Ieri sono andata a dormire in un Paese più libero, diverso da quello in cui mi ero svegliata la mattina.

Da ieri sono una donna più libera.

La Corte Costituzionale ieri sera si è espressa sulla punibilità dell’aiuto al suicidio in merito al caso di Marco Cappato, che rischiava fino a 12 anni di carcere per aver accompagnato dj Fabo in Svizzera a morire:

“Ai sensi dell’articolo 580 del codice penale, a determinate condizioni, chi agevola l’esecuzione del proposito di suicidio”, ha sancito, non  è punibile.

Non è, beninteso, la fine di un lotta e i diritti, questo tempo ci insegna, non sono qualcosa di scontato, neppure una volta che sono stati acquisiti. Tanto più che la Consulta è stata chiamata a intervenire laddove c’è e rimane un vuoto legislativo colpevole e volutamente irresponsabile che, ora, difficilmente il parlamento potrà continuare a ignorare.

Dalla notte di ieri al giorno di oggi, l’Italia non si è trasformata in un Paese davvero laico e civile, ma ha fatto un passo per diventare un po’ più entrambe le cose. Ed è un bene per tutti, “anche per chi non è d’accordo”, come scrive Marco Cappato, cui dobbiamo tanto.

Per quanto oggi sia, inevitabilmente, il giorno delle polemiche, io sono una donna più libera circondata da uomini, donne, bambini, bambine ed esseri umani viventi o non ancora tali più liberi.

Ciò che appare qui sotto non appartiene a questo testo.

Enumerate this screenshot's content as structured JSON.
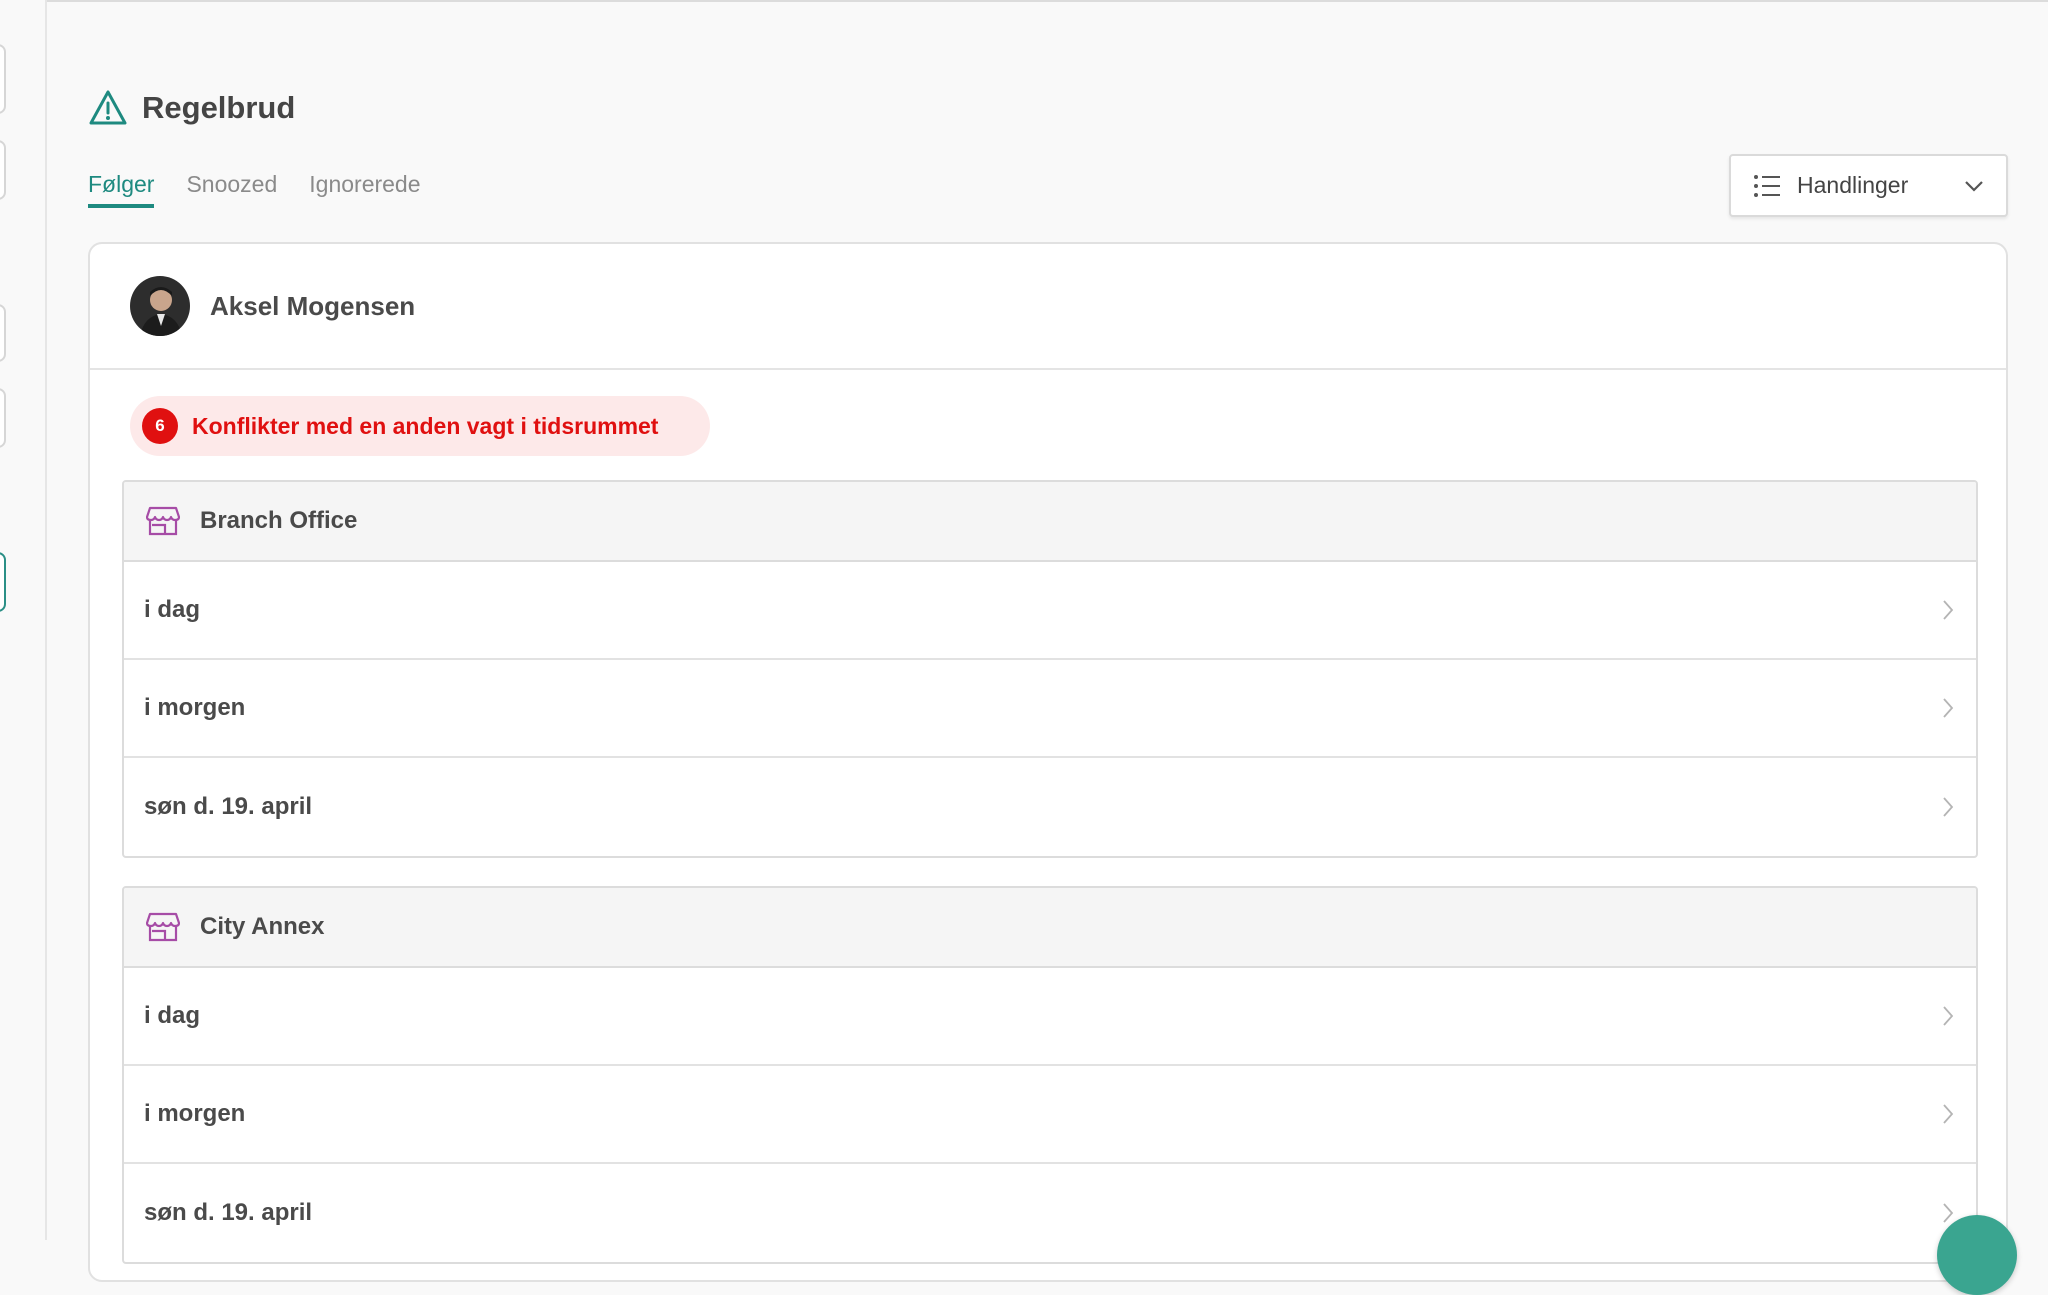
{
  "page": {
    "title": "Regelbrud",
    "tabs": [
      {
        "label": "Følger",
        "active": true
      },
      {
        "label": "Snoozed",
        "active": false
      },
      {
        "label": "Ignorerede",
        "active": false
      }
    ],
    "actions_label": "Handlinger"
  },
  "person": {
    "name": "Aksel Mogensen"
  },
  "conflict": {
    "count": "6",
    "text": "Konflikter med en anden vagt i tidsrummet"
  },
  "groups": [
    {
      "name": "Branch Office",
      "rows": [
        "i dag",
        "i morgen",
        "søn d. 19. april"
      ]
    },
    {
      "name": "City Annex",
      "rows": [
        "i dag",
        "i morgen",
        "søn d. 19. april"
      ]
    }
  ],
  "colors": {
    "accent": "#1e8a80",
    "danger": "#e01010",
    "danger_bg": "#fde9e9",
    "store_icon": "#a64ca6"
  }
}
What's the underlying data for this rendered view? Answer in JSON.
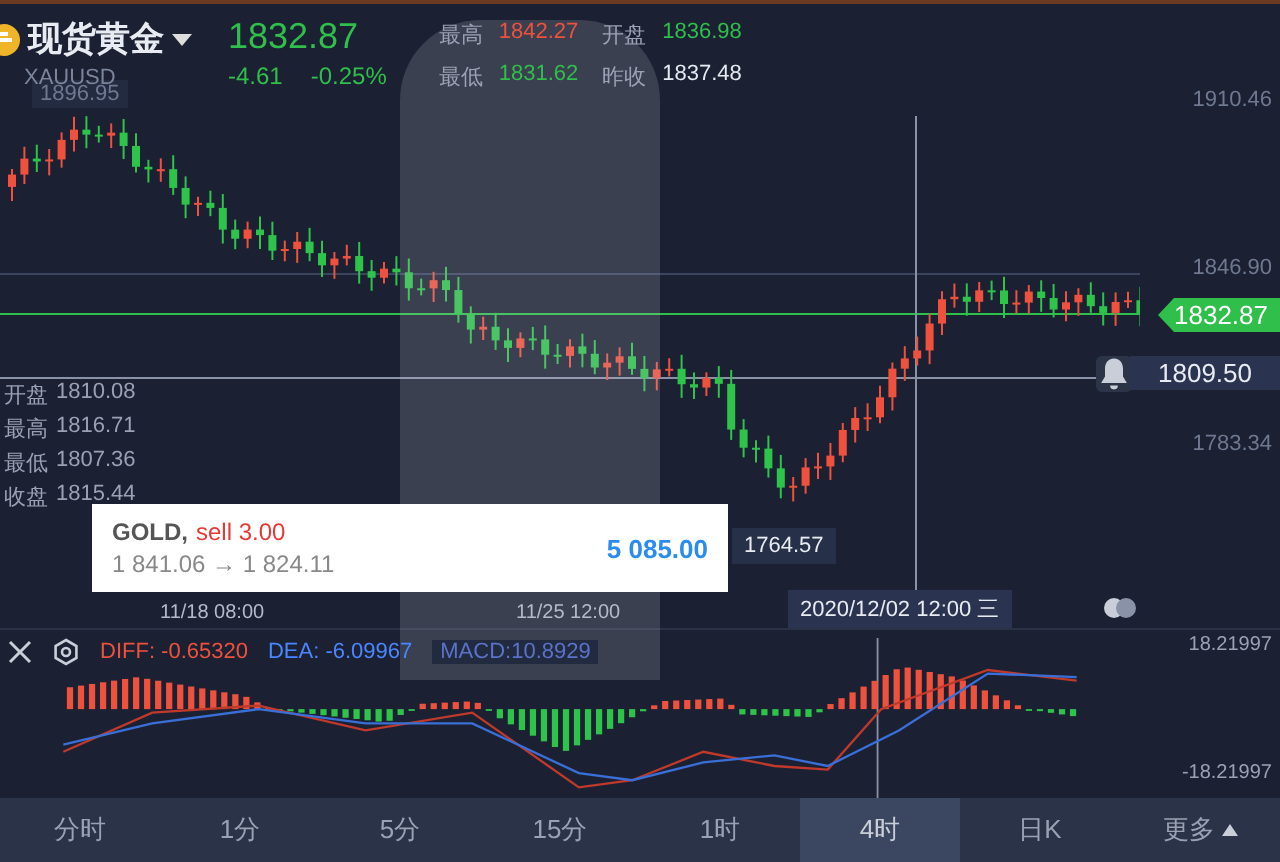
{
  "header": {
    "name": "现货黄金",
    "symbol": "XAUUSD",
    "price": "1832.87",
    "change": "-4.61",
    "change_pct": "-0.25%",
    "stats": [
      {
        "label": "最高",
        "value": "1842.27",
        "color": "#f0513c"
      },
      {
        "label": "开盘",
        "value": "1836.98",
        "color": "#2fbf4a"
      },
      {
        "label": "最低",
        "value": "1831.62",
        "color": "#2fbf4a"
      },
      {
        "label": "昨收",
        "value": "1837.48",
        "color": "#e6e9f0"
      }
    ]
  },
  "chart": {
    "y_labels": [
      "1910.46",
      "1846.90",
      "1783.34"
    ],
    "top_marker": "1896.95",
    "current_price": "1832.87",
    "alert_price": "1809.50",
    "low_marker": "1764.57",
    "ohlc": [
      {
        "label": "开盘",
        "value": "1810.08"
      },
      {
        "label": "最高",
        "value": "1816.71"
      },
      {
        "label": "最低",
        "value": "1807.36"
      },
      {
        "label": "收盘",
        "value": "1815.44"
      }
    ],
    "x_labels": [
      "11/18 08:00",
      "11/25 12:00"
    ],
    "crosshair_time": "2020/12/02 12:00 三"
  },
  "notification": {
    "symbol": "GOLD,",
    "action": "sell 3.00",
    "route": "1 841.06 → 1 824.11",
    "amount": "5 085.00"
  },
  "macd": {
    "diff": "DIFF: -0.65320",
    "dea": "DEA: -6.09967",
    "macd": "MACD:10.8929",
    "max": "18.21997",
    "min": "-18.21997"
  },
  "periods": [
    {
      "label": "分时",
      "selected": false
    },
    {
      "label": "1分",
      "selected": false
    },
    {
      "label": "5分",
      "selected": false
    },
    {
      "label": "15分",
      "selected": false
    },
    {
      "label": "1时",
      "selected": false
    },
    {
      "label": "4时",
      "selected": true
    },
    {
      "label": "日K",
      "selected": false
    },
    {
      "label": "更多",
      "selected": false
    }
  ]
}
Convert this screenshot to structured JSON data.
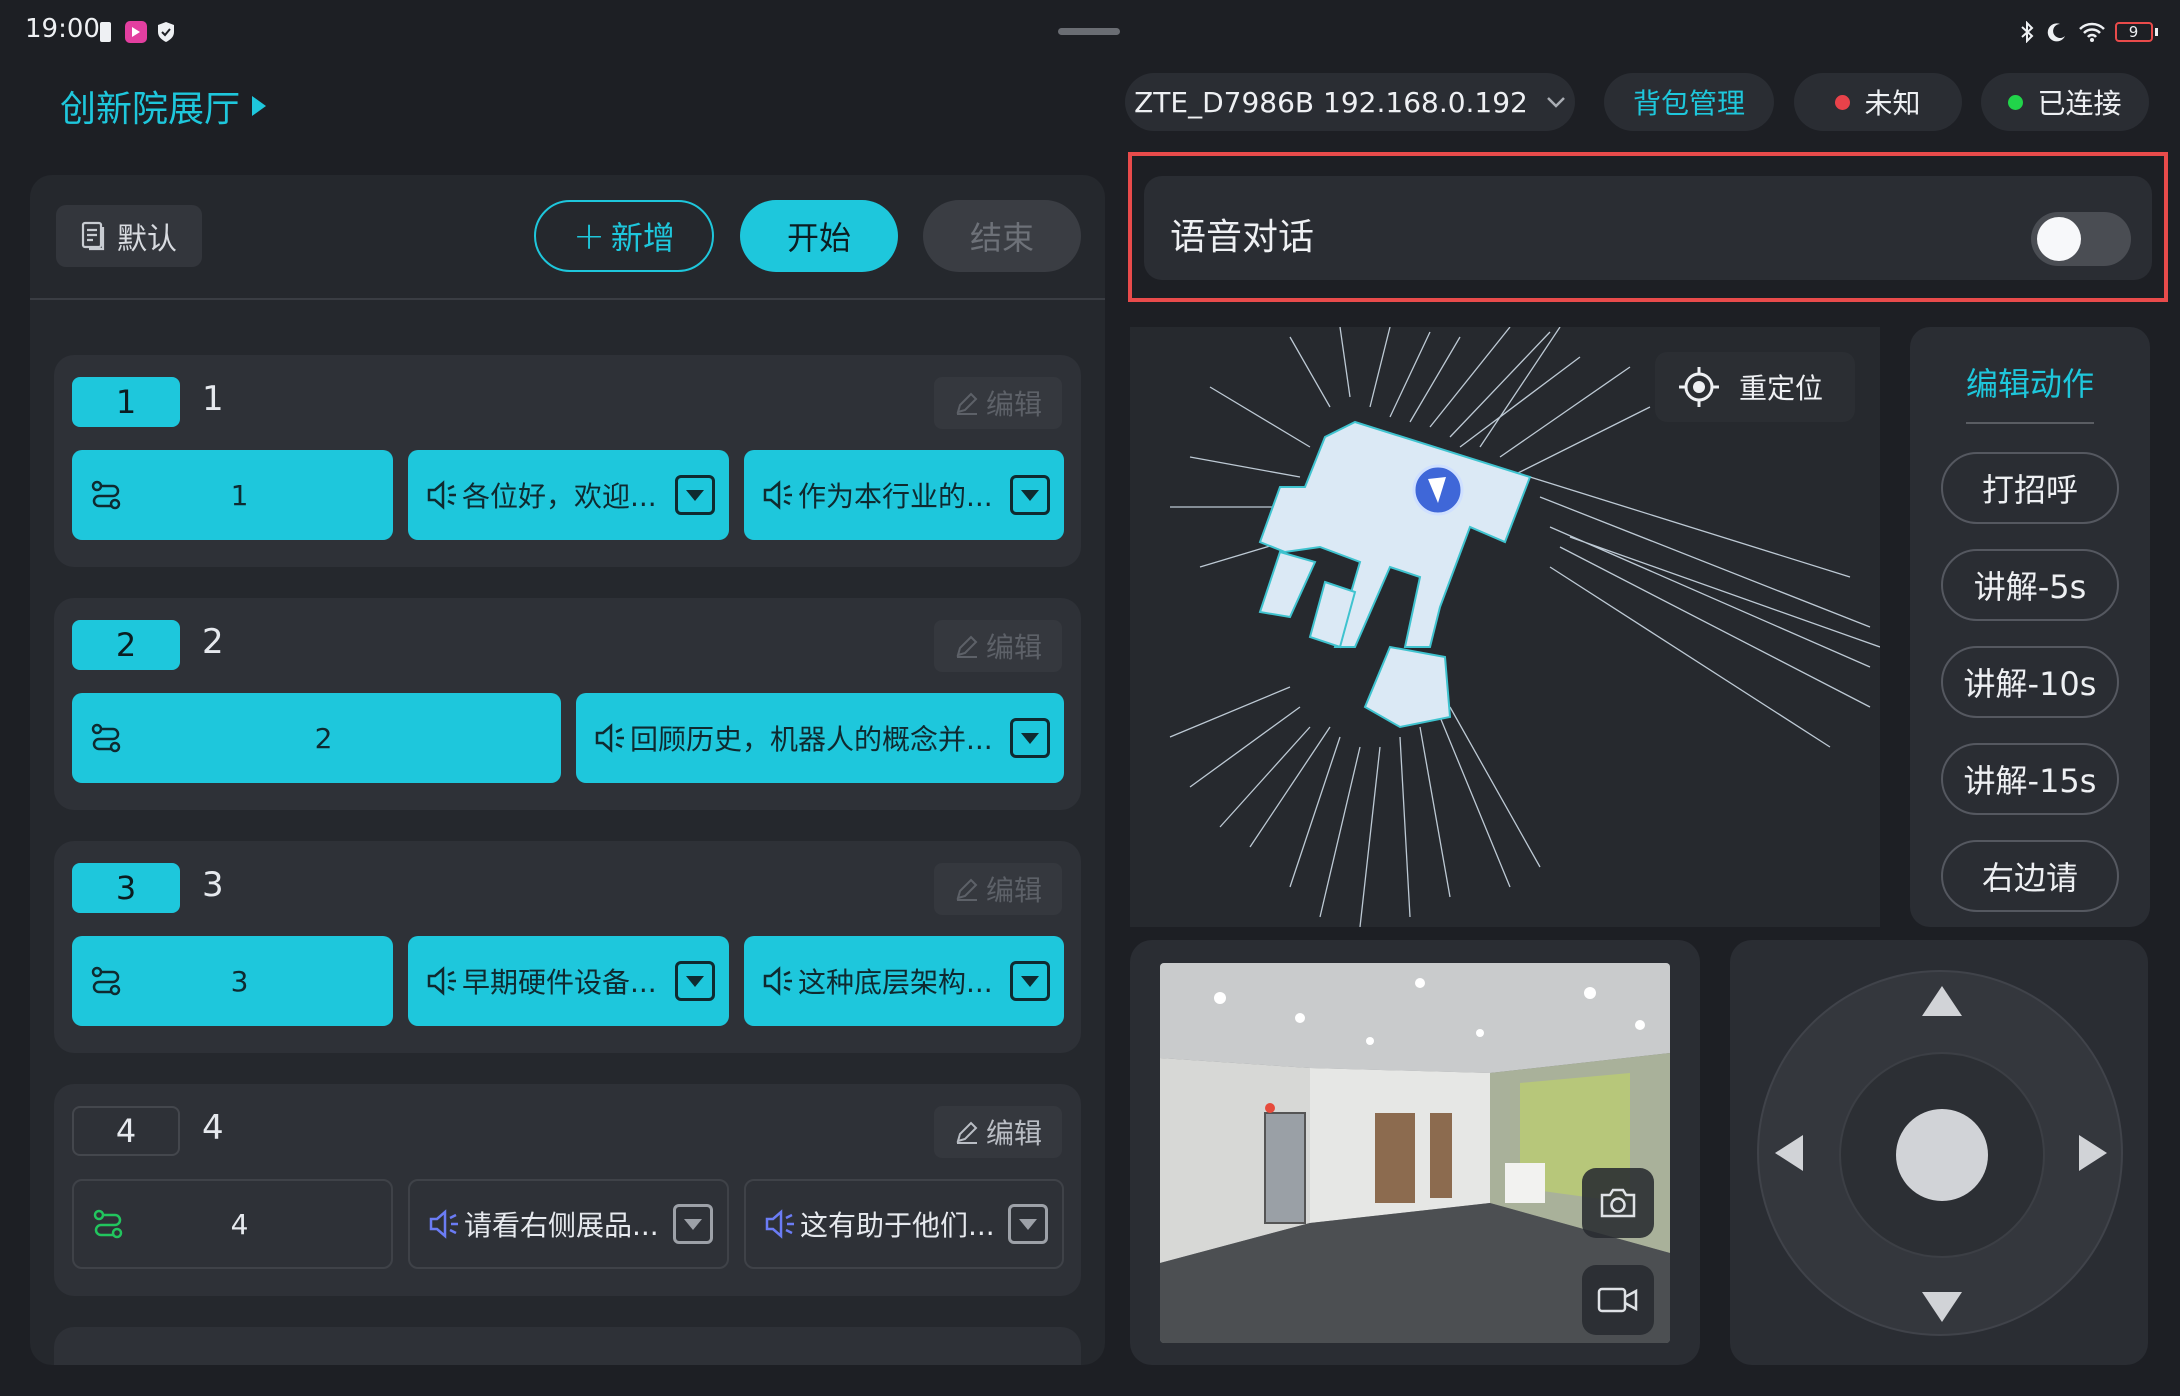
{
  "status_bar": {
    "time": "19:00",
    "battery": "9"
  },
  "header": {
    "venue": "创新院展厅",
    "network": "ZTE_D7986B 192.168.0.192",
    "backpack": "背包管理",
    "status_unknown": "未知",
    "status_connected": "已连接",
    "colors": {
      "accent": "#1ec7dc",
      "unknown_dot": "#e8424a",
      "connected_dot": "#21d44a"
    }
  },
  "left": {
    "default_label": "默认",
    "add_label": "新增",
    "add_prefix": "+",
    "start_label": "开始",
    "end_label": "结束",
    "edit_label": "编辑",
    "cards": [
      {
        "badge": "1",
        "title": "1",
        "route": "1",
        "speech": [
          "各位好，欢迎...",
          "作为本行业的..."
        ]
      },
      {
        "badge": "2",
        "title": "2",
        "route": "2",
        "speech": [
          "回顾历史，机器人的概念并..."
        ]
      },
      {
        "badge": "3",
        "title": "3",
        "route": "3",
        "speech": [
          "早期硬件设备...",
          "这种底层架构..."
        ]
      },
      {
        "badge": "4",
        "title": "4",
        "route": "4",
        "speech": [
          "请看右侧展品...",
          "这有助于他们..."
        ]
      }
    ]
  },
  "voice": {
    "label": "语音对话",
    "enabled": false
  },
  "map": {
    "relocate_label": "重定位"
  },
  "actions": {
    "title": "编辑动作",
    "items": [
      "打招呼",
      "讲解-5s",
      "讲解-10s",
      "讲解-15s",
      "右边请"
    ]
  }
}
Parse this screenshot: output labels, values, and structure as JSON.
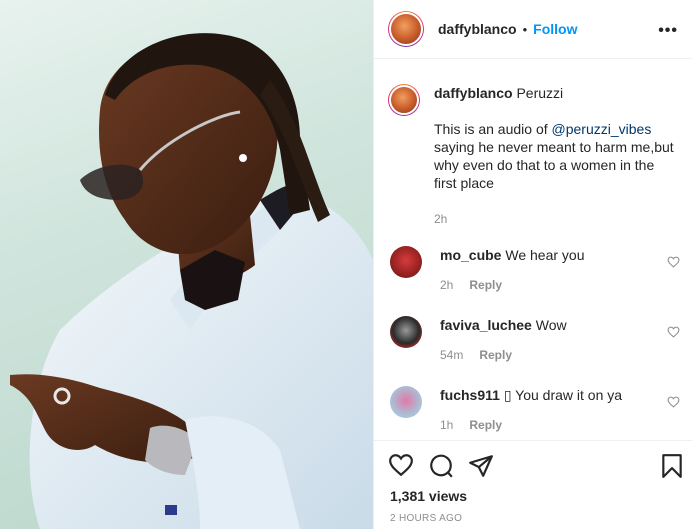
{
  "post": {
    "username": "daffyblanco",
    "follow_label": "Follow",
    "separator": "•",
    "more_label": "•••"
  },
  "caption": {
    "username": "daffyblanco",
    "first_line": "Peruzzi",
    "text_before_mention": "This is an audio of ",
    "mention": "@peruzzi_vibes",
    "text_after_mention": " saying he never meant to harm me,but why even do that to a women in the first place",
    "time": "2h"
  },
  "comments": [
    {
      "username": "mo_cube",
      "text": "We hear you",
      "time": "2h",
      "reply_label": "Reply"
    },
    {
      "username": "faviva_luchee",
      "text": "Wow",
      "time": "54m",
      "reply_label": "Reply"
    },
    {
      "username": "fuchs911",
      "text": "▯ You draw it on ya",
      "time": "1h",
      "reply_label": "Reply"
    }
  ],
  "footer": {
    "views": "1,381 views",
    "posted_ago": "2 HOURS AGO"
  },
  "icons": [
    "heart-icon",
    "comment-icon",
    "share-icon",
    "bookmark-icon",
    "more-icon"
  ],
  "colors": {
    "link": "#0095f6",
    "mention": "#00376b",
    "muted": "#8e8e8e",
    "text": "#262626"
  }
}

Se abbiamo il privilegio oggi di essere in salute, magari giovani o giovanissimi e di poterci permettere di pensare alla morte come a qualcosa che non ci riguarda, questo debito di riconoscenza lo dovremo prima o poi a tanti uomini e donne che hanno pagato con la loro sofferenza la nostra libertà.

Prendo in prestito le parole di Luca Tosa e dico grazie, perché oggi posso vivere e morire con dignità. Qualcuno proverà a convincerci che è un affronto etico e morale al valore della vita, noi risponderemo, da donne e uomini finalmente un po’ più liberi, che è il più grande atto d’amore e di rispetto nei suoi confronti.

Se, un giorno, tra qualche anno, potrete finalmente decidere come vivere e quando morire, ricordatevi di chi per quel diritto ha combattuto, sofferto, rischiato, ha disobbedito, si è denunciato, fatto arrestare.
Ricordatevi di Fabo, di Marco, di Filomena, di Ilaria. Ricordatevi di Piegiorgio Welby che ha rifiutato l’accanimento terapeutico. Ricordatevi di Eluana e Beppino Englaro e della dignità della vita contro ogni ideologia, ricordatevi di Emma Bonino e Marco Pannella, loro non hanno bisogno di presentazioni.
Ricordatevi di Mario Monicelli che a 90 anni è stato costretto a gettarsi da un balcone per sfuggire ai propri demoni. Ricordatevi di Lucio Magri, di Luca Coscioni, dei suoi 38 anni stroncati dalla Sla e vissuti per garantire ad altri il diritto di non vivere le sue sofferenze. Ricordatevi di tutti coloro che non hanno vissuto abbastanza per vedere riconosciuto dallo Stato italiano un diritto inseguito oltreconfine, in silenzio e in solitudine.

La strada è imboccata: ora serve una legge, a dirci che abbiamo il diritto di essere liberi e di scegliere cosa significa, per noi, morire con dignità.